On March 25, Senate Finance Committee Ranking Member Ron Wyden (D-OR) released a report detailing the committee's investigation into marketing practices by Medicare Advantage (MA) plans and other organizations working with such plans. Following an uptick in consumer complaints about MA marketing practices in 2021 and 2022, then-Chairman Wyden convened a hearing in 2023 focusing on marketing in the MA program and subsequently opened an inquiry into business practices by five third-party marketing organizations (TPMOs).
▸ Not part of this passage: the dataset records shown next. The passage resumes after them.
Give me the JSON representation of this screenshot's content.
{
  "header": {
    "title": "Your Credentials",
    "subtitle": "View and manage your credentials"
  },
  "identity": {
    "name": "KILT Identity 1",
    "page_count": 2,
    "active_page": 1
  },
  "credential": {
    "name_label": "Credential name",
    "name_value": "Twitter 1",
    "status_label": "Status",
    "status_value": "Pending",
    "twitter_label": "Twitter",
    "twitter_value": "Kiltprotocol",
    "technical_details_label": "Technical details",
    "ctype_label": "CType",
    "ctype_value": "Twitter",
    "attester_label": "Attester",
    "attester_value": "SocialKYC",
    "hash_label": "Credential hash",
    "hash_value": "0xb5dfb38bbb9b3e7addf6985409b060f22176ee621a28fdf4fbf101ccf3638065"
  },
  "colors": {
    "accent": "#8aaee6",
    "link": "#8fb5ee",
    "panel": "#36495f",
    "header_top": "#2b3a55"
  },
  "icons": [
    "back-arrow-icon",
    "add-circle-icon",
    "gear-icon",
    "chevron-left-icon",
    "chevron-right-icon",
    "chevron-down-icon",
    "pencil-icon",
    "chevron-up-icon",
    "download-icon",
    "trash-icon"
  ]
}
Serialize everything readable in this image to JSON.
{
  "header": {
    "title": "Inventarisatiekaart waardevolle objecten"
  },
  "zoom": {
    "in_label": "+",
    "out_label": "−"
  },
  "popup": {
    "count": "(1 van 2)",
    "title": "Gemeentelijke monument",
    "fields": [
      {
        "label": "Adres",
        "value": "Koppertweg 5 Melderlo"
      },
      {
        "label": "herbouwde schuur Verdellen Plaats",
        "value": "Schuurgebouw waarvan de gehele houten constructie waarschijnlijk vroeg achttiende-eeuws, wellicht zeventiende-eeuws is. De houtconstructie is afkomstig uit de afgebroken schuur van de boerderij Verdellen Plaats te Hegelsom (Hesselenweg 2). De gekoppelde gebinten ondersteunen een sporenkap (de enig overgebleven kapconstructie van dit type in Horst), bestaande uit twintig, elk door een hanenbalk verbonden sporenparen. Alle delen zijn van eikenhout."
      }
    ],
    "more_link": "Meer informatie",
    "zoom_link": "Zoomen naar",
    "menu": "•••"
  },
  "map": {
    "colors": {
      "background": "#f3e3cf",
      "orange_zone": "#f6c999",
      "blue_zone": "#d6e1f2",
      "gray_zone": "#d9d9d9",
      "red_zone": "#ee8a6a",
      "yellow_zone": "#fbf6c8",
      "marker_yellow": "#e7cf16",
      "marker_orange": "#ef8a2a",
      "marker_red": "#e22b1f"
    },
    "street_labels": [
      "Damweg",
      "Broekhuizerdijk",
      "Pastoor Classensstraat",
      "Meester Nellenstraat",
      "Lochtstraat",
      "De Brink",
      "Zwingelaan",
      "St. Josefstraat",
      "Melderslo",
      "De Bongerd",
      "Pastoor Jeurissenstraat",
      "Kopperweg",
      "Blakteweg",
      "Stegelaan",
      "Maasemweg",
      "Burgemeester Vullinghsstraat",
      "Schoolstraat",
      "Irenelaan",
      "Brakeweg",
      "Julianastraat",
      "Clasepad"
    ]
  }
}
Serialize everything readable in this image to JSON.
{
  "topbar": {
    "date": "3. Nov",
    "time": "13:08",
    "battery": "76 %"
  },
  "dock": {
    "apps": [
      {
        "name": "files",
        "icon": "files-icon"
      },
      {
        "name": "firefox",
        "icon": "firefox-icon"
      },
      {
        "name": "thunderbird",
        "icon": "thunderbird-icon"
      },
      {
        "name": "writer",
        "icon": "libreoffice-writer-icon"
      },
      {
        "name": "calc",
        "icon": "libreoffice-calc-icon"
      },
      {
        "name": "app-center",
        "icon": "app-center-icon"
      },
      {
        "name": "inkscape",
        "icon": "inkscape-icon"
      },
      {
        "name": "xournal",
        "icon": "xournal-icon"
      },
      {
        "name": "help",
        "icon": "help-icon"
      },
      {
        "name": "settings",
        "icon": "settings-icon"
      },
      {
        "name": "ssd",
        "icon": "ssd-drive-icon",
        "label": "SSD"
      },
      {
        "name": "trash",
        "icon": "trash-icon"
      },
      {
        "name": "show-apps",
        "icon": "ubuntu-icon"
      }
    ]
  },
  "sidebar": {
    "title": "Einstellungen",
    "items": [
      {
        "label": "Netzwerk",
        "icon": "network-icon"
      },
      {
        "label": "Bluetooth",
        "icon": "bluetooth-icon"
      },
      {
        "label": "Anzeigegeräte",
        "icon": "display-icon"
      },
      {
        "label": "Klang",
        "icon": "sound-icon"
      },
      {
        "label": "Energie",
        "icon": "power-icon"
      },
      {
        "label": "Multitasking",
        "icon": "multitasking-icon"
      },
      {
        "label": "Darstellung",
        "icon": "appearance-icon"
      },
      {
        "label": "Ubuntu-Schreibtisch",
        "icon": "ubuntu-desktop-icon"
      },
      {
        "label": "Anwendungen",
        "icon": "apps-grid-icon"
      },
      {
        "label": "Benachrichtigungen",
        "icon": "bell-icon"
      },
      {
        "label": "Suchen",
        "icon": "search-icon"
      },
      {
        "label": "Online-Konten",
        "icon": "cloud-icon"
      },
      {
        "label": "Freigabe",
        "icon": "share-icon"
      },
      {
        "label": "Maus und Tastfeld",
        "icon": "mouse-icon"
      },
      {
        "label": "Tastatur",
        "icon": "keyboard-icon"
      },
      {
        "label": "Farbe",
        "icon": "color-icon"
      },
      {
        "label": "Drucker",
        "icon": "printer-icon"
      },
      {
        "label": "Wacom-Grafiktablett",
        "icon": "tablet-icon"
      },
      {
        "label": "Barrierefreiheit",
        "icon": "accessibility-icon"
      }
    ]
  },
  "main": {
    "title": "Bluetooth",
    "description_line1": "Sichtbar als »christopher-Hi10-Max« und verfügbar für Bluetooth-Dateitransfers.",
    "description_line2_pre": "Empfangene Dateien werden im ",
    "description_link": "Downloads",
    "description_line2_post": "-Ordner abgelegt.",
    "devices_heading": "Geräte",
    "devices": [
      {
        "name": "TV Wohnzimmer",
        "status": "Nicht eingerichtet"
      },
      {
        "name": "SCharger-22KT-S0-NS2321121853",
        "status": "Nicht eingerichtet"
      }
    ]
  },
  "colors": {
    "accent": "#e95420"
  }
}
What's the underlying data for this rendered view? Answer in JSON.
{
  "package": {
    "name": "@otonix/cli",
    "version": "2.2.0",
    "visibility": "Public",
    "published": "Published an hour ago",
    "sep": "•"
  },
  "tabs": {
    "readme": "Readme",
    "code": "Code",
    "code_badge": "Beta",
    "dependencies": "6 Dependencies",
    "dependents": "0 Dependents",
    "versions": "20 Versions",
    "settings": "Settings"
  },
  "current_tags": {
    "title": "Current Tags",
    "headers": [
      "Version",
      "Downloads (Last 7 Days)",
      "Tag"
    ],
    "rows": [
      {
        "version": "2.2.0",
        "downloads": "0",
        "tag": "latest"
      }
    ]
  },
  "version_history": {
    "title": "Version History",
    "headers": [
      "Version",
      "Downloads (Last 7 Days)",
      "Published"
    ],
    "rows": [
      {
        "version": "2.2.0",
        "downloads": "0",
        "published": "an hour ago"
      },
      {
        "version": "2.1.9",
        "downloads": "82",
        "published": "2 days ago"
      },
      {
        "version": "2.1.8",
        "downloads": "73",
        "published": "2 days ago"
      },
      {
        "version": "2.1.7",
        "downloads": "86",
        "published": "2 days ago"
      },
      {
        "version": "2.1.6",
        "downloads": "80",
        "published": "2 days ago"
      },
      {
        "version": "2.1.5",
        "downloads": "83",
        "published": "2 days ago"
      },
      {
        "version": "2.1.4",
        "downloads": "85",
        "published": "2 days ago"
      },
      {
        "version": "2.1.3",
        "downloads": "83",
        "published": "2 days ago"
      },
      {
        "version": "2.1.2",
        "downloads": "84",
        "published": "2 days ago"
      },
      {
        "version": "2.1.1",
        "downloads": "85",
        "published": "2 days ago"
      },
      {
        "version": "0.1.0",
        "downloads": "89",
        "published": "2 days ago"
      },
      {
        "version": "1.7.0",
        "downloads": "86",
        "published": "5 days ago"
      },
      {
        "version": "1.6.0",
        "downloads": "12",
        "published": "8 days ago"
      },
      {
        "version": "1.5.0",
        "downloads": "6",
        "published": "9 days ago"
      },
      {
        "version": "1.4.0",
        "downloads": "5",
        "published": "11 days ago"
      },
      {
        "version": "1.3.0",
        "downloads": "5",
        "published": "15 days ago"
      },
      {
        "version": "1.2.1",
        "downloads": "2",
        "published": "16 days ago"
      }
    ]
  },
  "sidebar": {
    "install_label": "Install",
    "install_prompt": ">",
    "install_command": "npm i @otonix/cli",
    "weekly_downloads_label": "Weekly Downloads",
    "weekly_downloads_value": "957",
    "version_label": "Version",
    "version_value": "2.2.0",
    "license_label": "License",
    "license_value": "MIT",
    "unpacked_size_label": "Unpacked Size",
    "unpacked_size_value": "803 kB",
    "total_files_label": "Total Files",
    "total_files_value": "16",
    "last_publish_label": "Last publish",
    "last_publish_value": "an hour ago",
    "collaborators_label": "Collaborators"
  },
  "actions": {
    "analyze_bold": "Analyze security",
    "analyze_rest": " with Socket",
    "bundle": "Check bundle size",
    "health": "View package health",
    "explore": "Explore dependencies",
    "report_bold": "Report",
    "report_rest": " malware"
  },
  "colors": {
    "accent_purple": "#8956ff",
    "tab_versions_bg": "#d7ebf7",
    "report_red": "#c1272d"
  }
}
This report details the findings of that inquiry and focuses on MA plans' use of "a secretive network of companies"—including TPMOs and lead generators—to market plans.
The report names three categories of harms from this marketing:
- Creating consumer confusion;
- Increasing Medicare spending overall, including Part B premiums; and
- Causing consumers to enroll in MA plans that do not work well for them.
The report offers several recommendations to lower costs and to improve consumers' experience in enrolling in MA. Among other recommendations, the report proposes that Congress and CMS:
- Prohibit practices that could incentivize enrolling consumers in one plan over another and to more tightly regulate marketers, including through civil and criminal penalties for violating or ignoring CMS requirements;
- Require that agents and brokers act as fiduciaries for MA enrollees;
- Directly regulate TPMOs and lead generators;
- Establish a fixed fee for all MA plan enrollments, including administrative costs; and
- Increase funding for impartial information on enrollment for Medicare beneficiaries, including to State Health Insurance Assistance Programs, Senior Medicare Patrol, 1-800-MEDICARE, and ombudsman programs.